Pakistan Taliban say their bomber kills 43 Shiites
The assault sharply drove up the toll of sectarian assaults in a country battered by massive flooding.
To the northwest in Pakistan’s restive tribal regions, two suspected U.S. missile strikes killed at least seven people in an area controlled by one of the main groups battling Americans in neighboring Afghanistan, Pakistani intelligence officials said.
Two other militant bombings left at least two people dead and several wounded on a day convulsed by the violence that threatens the stability of Pakistan’s weak civilian government — an essential but problematic Western ally in the fight against Islamist militants.
The first attack of the day was a roadside bombing in the northwestern city of Peshawar that killed one police officer and wounded three others, officials said.
Hours later, a suicide attack on a mosque belonging to the minority Ahmadi sect killed at least one person and wounded several others in the nearby town of Mardan.
Soon after, a blast killed at least 43 people in the southwestern city of Quetta at a Shiite procession calling for solidarity with Palestinians, Quetta Police Chief Ghulam Shabir Sheikh said. He said 78 people were wounded and several were in critical condition.
Quetta police officer Hamid Shakil told local television six or seven of the dead appeared to have fatal bullet wounds, and said they may have been killed by participants in the procession who opened fire wildly after the attack.
Pakistani Taliban commander Qari Hussain Mehsud told The Associated Press one of his militant carried out the suicide bombing.
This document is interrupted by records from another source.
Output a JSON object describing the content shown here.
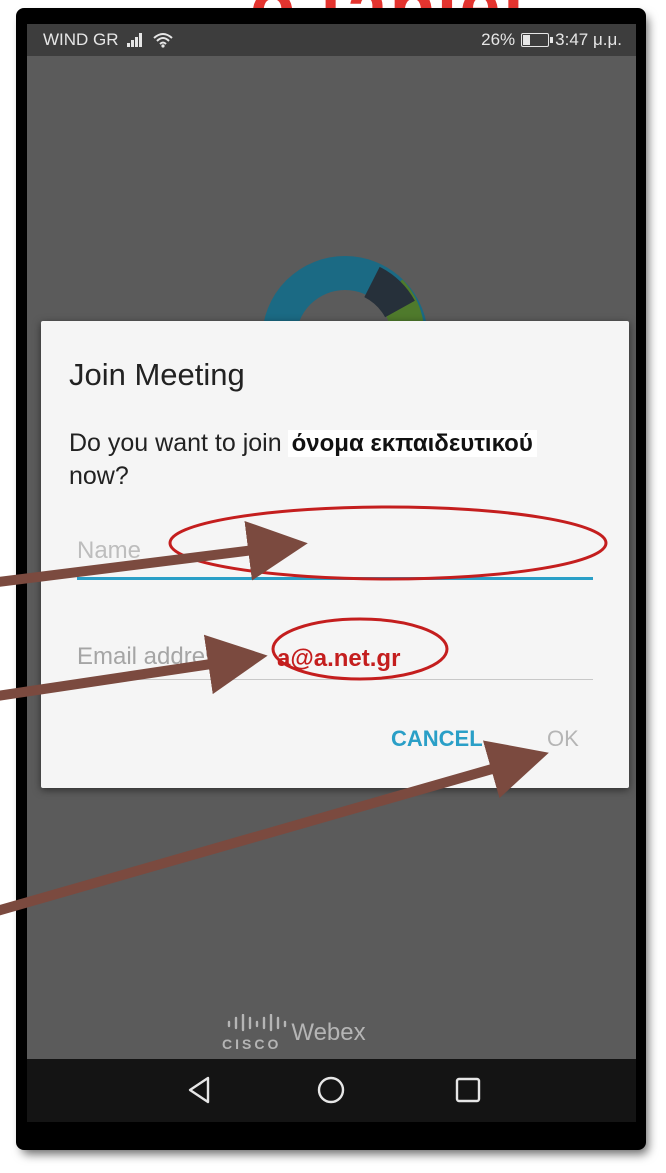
{
  "overlay": {
    "top_text": "o tablet"
  },
  "statusbar": {
    "carrier": "WIND GR",
    "battery_percent": "26%",
    "time": "3:47 μ.μ.",
    "signal_icon": "signal-bars-icon",
    "wifi_icon": "wifi-icon",
    "battery_icon": "battery-icon",
    "battery_level": 0.26
  },
  "dialog": {
    "title": "Join Meeting",
    "question_prefix": "Do you want to join",
    "host_name": "όνομα εκπαιδευτικού",
    "question_suffix": "now?",
    "name_placeholder": "Name",
    "email_placeholder": "Email address",
    "email_value": "a@a.net.gr",
    "cancel_label": "CANCEL",
    "ok_label": "OK"
  },
  "brand": {
    "cisco_text": "CISCO",
    "webex_text": "Webex",
    "logo_icon": "webex-ring-logo"
  },
  "navbar": {
    "back_icon": "back-triangle-icon",
    "home_icon": "home-circle-icon",
    "recents_icon": "recents-square-icon"
  },
  "colors": {
    "accent_blue": "#2a9fc7",
    "annotation_red": "#c41e1e",
    "arrow_brown": "#7b4a3f"
  }
}
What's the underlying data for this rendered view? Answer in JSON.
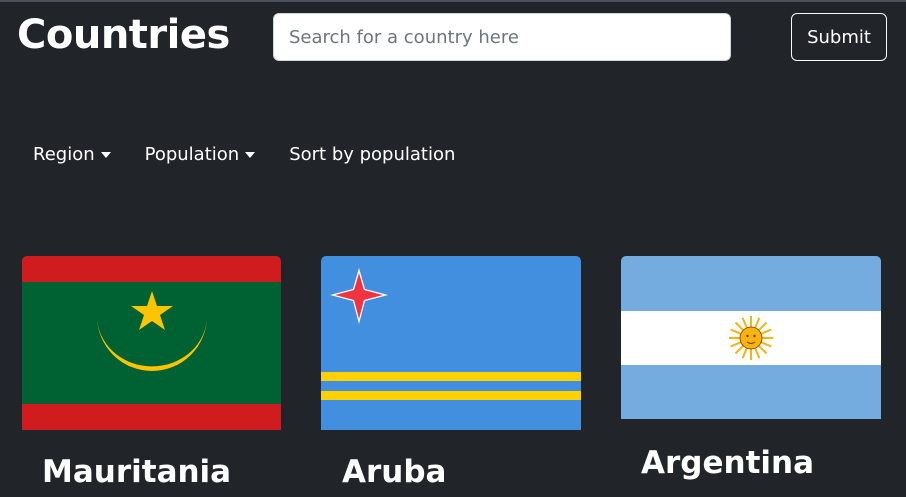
{
  "navbar": {
    "brand": "Countries",
    "search_placeholder": "Search for a country here",
    "submit_label": "Submit"
  },
  "filters": {
    "region_label": "Region",
    "population_label": "Population",
    "sort_label": "Sort by population"
  },
  "countries": [
    {
      "name": "Mauritania",
      "flag_icon": "mauritania-flag-icon",
      "colors": [
        "#006233",
        "#d01c1f",
        "#ffc400"
      ]
    },
    {
      "name": "Aruba",
      "flag_icon": "aruba-flag-icon",
      "colors": [
        "#418fde",
        "#ffd100",
        "#ef3340",
        "#ffffff"
      ]
    },
    {
      "name": "Argentina",
      "flag_icon": "argentina-flag-icon",
      "colors": [
        "#74acdf",
        "#ffffff",
        "#f6b40e"
      ]
    }
  ]
}
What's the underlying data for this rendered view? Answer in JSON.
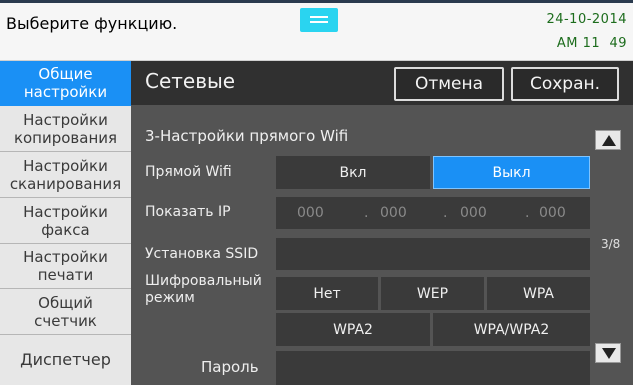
{
  "status": {
    "message": "Выберите функцию.",
    "date": "24-10-2014",
    "time": "AM 11  49",
    "menu_handle_icon": "hamburger-icon",
    "accent_color": "#2ad4f0",
    "clock_color": "#1c6c1c"
  },
  "sidebar": {
    "items": [
      {
        "line1": "Общие",
        "line2": "настройки",
        "active": true
      },
      {
        "line1": "Настройки",
        "line2": "копирования",
        "active": false
      },
      {
        "line1": "Настройки",
        "line2": "сканирования",
        "active": false
      },
      {
        "line1": "Настройки",
        "line2": "факса",
        "active": false
      },
      {
        "line1": "Настройки",
        "line2": "печати",
        "active": false
      },
      {
        "line1": "Общий",
        "line2": "счетчик",
        "active": false
      },
      {
        "line1": "Диспетчер",
        "line2": "",
        "active": false
      }
    ],
    "active_color": "#1a90f5"
  },
  "header": {
    "title": "Сетевые",
    "cancel_label": "Отмена",
    "save_label": "Сохран."
  },
  "section": {
    "title": "3-Настройки прямого Wifi",
    "page_counter": "3/8",
    "scroll_up_icon": "triangle-up-icon",
    "scroll_down_icon": "triangle-down-icon"
  },
  "direct_wifi": {
    "label": "Прямой Wifi",
    "options": [
      "Вкл",
      "Выкл"
    ],
    "selected": "Выкл"
  },
  "show_ip": {
    "label": "Показать IP",
    "octets": [
      "000",
      "000",
      "000",
      "000"
    ],
    "separator": "."
  },
  "ssid": {
    "label": "Установка SSID",
    "value": ""
  },
  "encryption": {
    "label_line1": "Шифровальный",
    "label_line2": "режим",
    "options_row1": [
      "Нет",
      "WEP",
      "WPA"
    ],
    "options_row2": [
      "WPA2",
      "WPA/WPA2"
    ]
  },
  "password": {
    "label": "Пароль",
    "value": ""
  }
}
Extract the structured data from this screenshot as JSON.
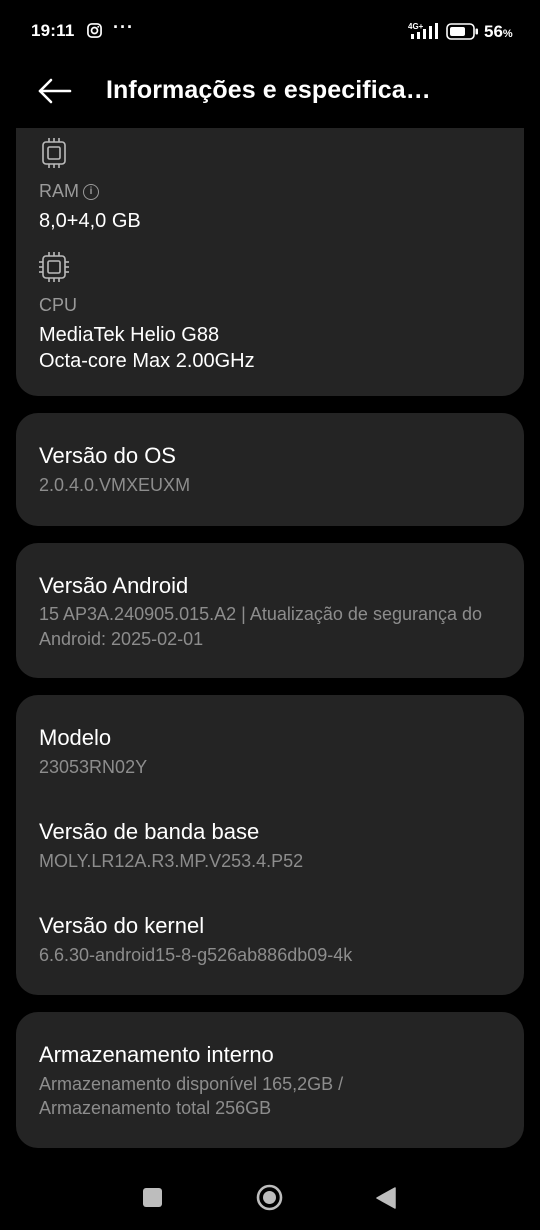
{
  "status_bar": {
    "time": "19:11",
    "network": "4G+",
    "battery_percent": "56",
    "battery_unit": "%",
    "notification_icons": [
      "instagram-icon",
      "more-dots-icon"
    ]
  },
  "header": {
    "title": "Informações e especifica…",
    "back_icon": "arrow-left-icon"
  },
  "specs": {
    "ram_label": "RAM",
    "ram_value": "8,0+4,0 GB",
    "cpu_label": "CPU",
    "cpu_value_1": "MediaTek Helio G88",
    "cpu_value_2": "Octa-core Max 2.00GHz"
  },
  "os": {
    "title": "Versão do OS",
    "value": "2.0.4.0.VMXEUXM"
  },
  "android": {
    "title": "Versão Android",
    "value": "15 AP3A.240905.015.A2 | Atualização de segurança do Android: 2025-02-01"
  },
  "model": {
    "model_title": "Modelo",
    "model_value": "23053RN02Y",
    "baseband_title": "Versão de banda base",
    "baseband_value": "MOLY.LR12A.R3.MP.V253.4.P52",
    "kernel_title": "Versão do kernel",
    "kernel_value": "6.6.30-android15-8-g526ab886db09-4k"
  },
  "storage": {
    "title": "Armazenamento interno",
    "line1": "Armazenamento disponível  165,2GB /",
    "line2": "Armazenamento total  256GB"
  },
  "colors": {
    "background": "#000000",
    "card": "#242424",
    "secondary_text": "#9a9a9a"
  }
}
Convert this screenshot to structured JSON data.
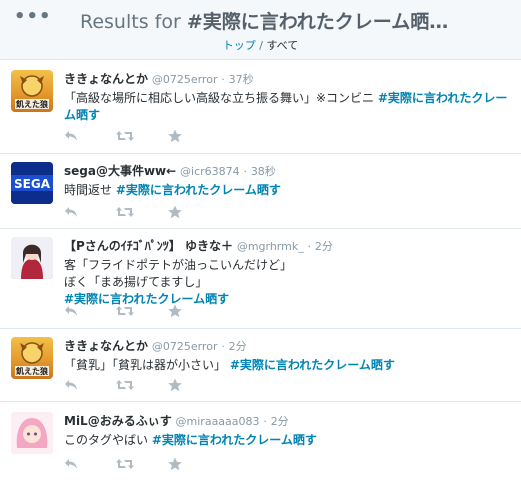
{
  "header": {
    "more_label": "•••",
    "title_prefix": "Results for ",
    "title_query": "#実際に言われたクレーム晒…",
    "crumb_top": "トップ",
    "crumb_sep": " / ",
    "crumb_current": "すべて"
  },
  "tweets": [
    {
      "name": "ききょなんとか",
      "handle": "@0725error",
      "dot": "·",
      "time": "37秒",
      "avatar_text": "飢えた狼",
      "text": "「高級な場所に相応しい高級な立ち振る舞い」※コンビニ ",
      "tag": "#実際に言われたクレーム晒す"
    },
    {
      "name": "sega@大事件ww←",
      "handle": "@icr63874",
      "dot": "·",
      "time": "38秒",
      "avatar_text": "SEGA",
      "text": "時間返せ ",
      "tag": "#実際に言われたクレーム晒す"
    },
    {
      "name": "【Pさんのｲﾁｺﾞﾊﾟﾝﾂ】 ゆきな＋",
      "handle": "@mgrhrmk_",
      "dot": "·",
      "time": "2分",
      "line1": "客「フライドポテトが油っこいんだけど」",
      "line2": "ぼく「まあ揚げてますし」",
      "tag": "#実際に言われたクレーム晒す"
    },
    {
      "name": "ききょなんとか",
      "handle": "@0725error",
      "dot": "·",
      "time": "2分",
      "avatar_text": "飢えた狼",
      "text": "「貧乳」「貧乳は器が小さい」 ",
      "tag": "#実際に言われたクレーム晒す"
    },
    {
      "name": "MiL@おみるふぃす",
      "handle": "@miraaaaa083",
      "dot": "·",
      "time": "2分",
      "text": "このタグやばい ",
      "tag": "#実際に言われたクレーム晒す"
    }
  ],
  "icons": {
    "reply": "reply-icon",
    "retweet": "retweet-icon",
    "favorite": "star-icon"
  },
  "colors": {
    "link": "#0084b4",
    "muted": "#8899a6",
    "action": "#b1bbc3"
  }
}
"We proudly take its responsibility," he said. "Our war is against America and Pakistan security forces, but Shiites are also our target because they too are our enemies."
He said he was proud the U.S. had added the Pakistani Taliban to its international terrorism blacklist on Wednesday, and he threatened attacks in the U.S. and Europe in coming days that would resemble a recent attempted car bombing in Times Square.
U.N. Secretary-General Ban Ki-moon strongly condemned the terrorist bombings. "These attacks, which deliberately targeted Shiite Muslims and killed or injured scores of civilians, are unacceptable," U.N. associate spokesman Yves Sorokobi said at U.N. headquarters in New York.
The Taliban-allied Haqqani network controls the northwestern tribal area of North Waziristan along the Afghan border but its fighters are hunted by U.S. drone aircraft that regularly unleash deadly missile attacks.
Two Pakistani intelligence officials told the AP three missiles hit a house in a village near Miran Shah, the main town in North Waziristan, Friday evening.
The officials, who spoke on condition of anonymity because they were not authorized to release the information to the media, said the identity of the slain was not immediately clear.
The officials said a second suspected U.S. missile strike killed two people in a vehicle in the North Waziristan village of Datta Khel. They said the men were believed to be foreign militants.
The attack in Quetta was the week’s second claimed by the Pakistani Taliban and targeting Shiites, who by some estimates make up about 20 percent of the population in the mostly Sunni Muslim country, although figures are imprecise and disputed.
A triple suicide attack Wednesday night killed 35 people at a Shiite ceremony in the eastern city of Lahore.
Shiite leader Allama Abbas Kumaili said the attacks were a result of government failure and appealed to participants to remain peaceful despite anger that led to local unrest after the bombing.
"We understand these are attempts to set Sunni and Shiite sects against each other," he said. "Our government concentrates all its efforts to secure VIPs. Common men are not their priority."
Government officials have said they cannot protect outdoor gatherings from attacks, and Interior Minister Rehman Malik called Thursday for Shiites to hold religious ceremonies indoors.
Quetta, the capital of Baluchistan province, has been described by Western officials as a base for the leadership of the Afghan Taliban but attacking there would be an expansion of the range of the Pakistan Taliban. The Pakistani group is seeking to overthrow the country’s government as it seeks to recover from flooding that has caused massive displacement, suffering and economic damage.
The floods, spawned by heavy rains weeks ago have killed more than 1,600 people and affected about 20 million. The waters are still swamping rich agricultural land in the southern provinces of Sindh and Punjab.
Flood victims say they have received little government help, and most assistance has come to them from private charities. The International Committee of the Red Cross warned Thursday that survivors’ anger was beginning to hamper those aid efforts.
About 500 survivors blocked a key road in the Sindh town of Gharo on Friday to protest inadequate food and drinking water.
The Pakistani Taliban has issued veiled threats against Western aid workers but a recent wave of attacks have focused instead on religious minorities, particularly Shiites and Ahmadis.
In May, two teams of seven militants armed with hand grenades, suicide vests and assault rifles attacked two Ahmadi mosques in Lahore, killing 97 and wounding dozens.
Many mainstream Muslims consider the Ahmadis heretics for believing that their founder, Mirza Ghulam Ahmad, was a savior foretold by the Quran, Islam’s holy book. They say Ahmadis are defying the basic tenet of Islam that says Muhammad is the final prophet.